Изменить стиль страницы

— Это он подарил мне собаку, — объяснила Валентина. Войдя в каюту, она закрыла дверь и сказала. — Ты знаешь, я столько, столько раз мечтала об этом. Чтобы вот так подойти к тебе и чтобы твои руки встретили меня.

Андрей взглянул в её доверчиво обращенное к нему, взволнованное лицо и вдруг представил Анну с таким же вот-так свойственным ей выражением открытой душевности, и ему показалось, что пол каюты качнулся под его ногами.
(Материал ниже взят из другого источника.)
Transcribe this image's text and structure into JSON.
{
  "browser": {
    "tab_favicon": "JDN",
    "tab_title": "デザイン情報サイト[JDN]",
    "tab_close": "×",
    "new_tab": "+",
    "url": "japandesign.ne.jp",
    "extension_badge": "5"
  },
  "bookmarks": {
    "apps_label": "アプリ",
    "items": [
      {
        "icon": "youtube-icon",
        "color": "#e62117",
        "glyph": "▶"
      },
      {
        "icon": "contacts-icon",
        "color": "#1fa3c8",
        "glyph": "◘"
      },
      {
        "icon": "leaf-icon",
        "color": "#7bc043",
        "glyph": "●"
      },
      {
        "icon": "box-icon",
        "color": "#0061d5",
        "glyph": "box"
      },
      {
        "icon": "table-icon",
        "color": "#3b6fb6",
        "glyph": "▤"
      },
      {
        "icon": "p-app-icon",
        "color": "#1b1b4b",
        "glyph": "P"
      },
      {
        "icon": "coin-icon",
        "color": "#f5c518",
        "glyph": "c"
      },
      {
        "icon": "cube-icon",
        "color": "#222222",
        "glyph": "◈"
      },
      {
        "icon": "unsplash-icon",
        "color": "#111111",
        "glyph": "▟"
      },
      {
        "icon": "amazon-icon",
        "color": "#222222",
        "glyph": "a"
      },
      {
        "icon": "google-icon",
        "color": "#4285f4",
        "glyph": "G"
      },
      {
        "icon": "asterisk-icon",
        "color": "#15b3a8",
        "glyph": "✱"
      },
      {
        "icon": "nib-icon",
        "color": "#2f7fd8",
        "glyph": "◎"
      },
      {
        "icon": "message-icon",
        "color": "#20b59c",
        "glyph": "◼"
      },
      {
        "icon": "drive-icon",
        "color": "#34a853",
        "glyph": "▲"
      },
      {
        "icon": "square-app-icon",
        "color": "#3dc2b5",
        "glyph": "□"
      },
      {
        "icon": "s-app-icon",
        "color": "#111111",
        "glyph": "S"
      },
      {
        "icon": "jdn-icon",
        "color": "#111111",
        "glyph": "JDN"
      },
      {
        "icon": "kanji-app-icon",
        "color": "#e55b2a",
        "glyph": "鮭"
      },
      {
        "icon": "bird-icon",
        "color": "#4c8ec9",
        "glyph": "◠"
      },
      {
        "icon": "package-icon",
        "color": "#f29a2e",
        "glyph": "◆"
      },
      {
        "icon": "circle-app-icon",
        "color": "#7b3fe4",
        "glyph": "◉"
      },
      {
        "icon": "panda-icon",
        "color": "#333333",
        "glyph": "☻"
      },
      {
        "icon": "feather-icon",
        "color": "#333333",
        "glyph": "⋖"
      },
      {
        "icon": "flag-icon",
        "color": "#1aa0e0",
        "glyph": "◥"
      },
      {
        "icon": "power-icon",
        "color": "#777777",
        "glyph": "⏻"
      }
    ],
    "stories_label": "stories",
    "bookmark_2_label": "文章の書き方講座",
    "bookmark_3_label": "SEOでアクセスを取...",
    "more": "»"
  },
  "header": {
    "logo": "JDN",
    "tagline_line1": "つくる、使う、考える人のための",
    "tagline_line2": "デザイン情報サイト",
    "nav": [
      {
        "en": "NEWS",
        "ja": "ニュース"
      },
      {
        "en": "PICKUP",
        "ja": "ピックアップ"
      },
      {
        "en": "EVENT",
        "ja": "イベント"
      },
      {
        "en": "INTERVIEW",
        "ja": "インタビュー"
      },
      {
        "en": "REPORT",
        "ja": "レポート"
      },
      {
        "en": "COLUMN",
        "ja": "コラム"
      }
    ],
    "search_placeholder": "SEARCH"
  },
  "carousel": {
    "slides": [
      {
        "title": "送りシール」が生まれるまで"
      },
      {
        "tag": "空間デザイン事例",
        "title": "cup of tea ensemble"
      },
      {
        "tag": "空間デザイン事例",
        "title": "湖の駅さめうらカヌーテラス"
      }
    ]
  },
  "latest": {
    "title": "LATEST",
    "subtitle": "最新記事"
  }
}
«Да, как же это я?!» — подумал он с ужасом.

24

Кирик в это время беспокойно бродил по палубе. Ему было непривычно весело и страшно немножко в этой плывущей избе, наполненной острыми запахами. Он не понимал, как могла она так скоро двигаться вверх по течению. Никто её не тянул, не подталкивал, не видно было ни вёсел, ни парусов, только внизу, с боков, хлопали два колеса, взбивая белые горы воды. Какая сила заставляла их так шуметь и хлопать?

Кирик трогал ладонями вздрагивающие переборки, прислушивался, как мелко сотрясался под его ногами пол. Только по этой напряжённой дрожи он догадывался о том, каких усилий стоило пароходу быстрое движение по реке. Длинные волны с загнутыми белыми краями выбегали на песчаные берега, облизывали их, нехотя скатывались обратно или с шумом расшибались о береговые утёсы. Кирик смотрел на них целыми часами.

Потом он шёл к своим оленям привязанным на корме, где стояла ещё за тесной перегородкой тёлка, молодая, комолая, в красных пятнах на спине. Красные эти пятна особенно смущали Кирика, и он, поплевав на пальцы, попробовал даже потереть блестящую шерсть коровы.

Олени стояли грустные: их тоже волновала непривычная обстановка. Трава и груда лиственных веток лежали перед ними нетронутые. Кирик погладил кроткие морды оленей и стал наводить чистоту на полу, как наказывал ему здешний начальник.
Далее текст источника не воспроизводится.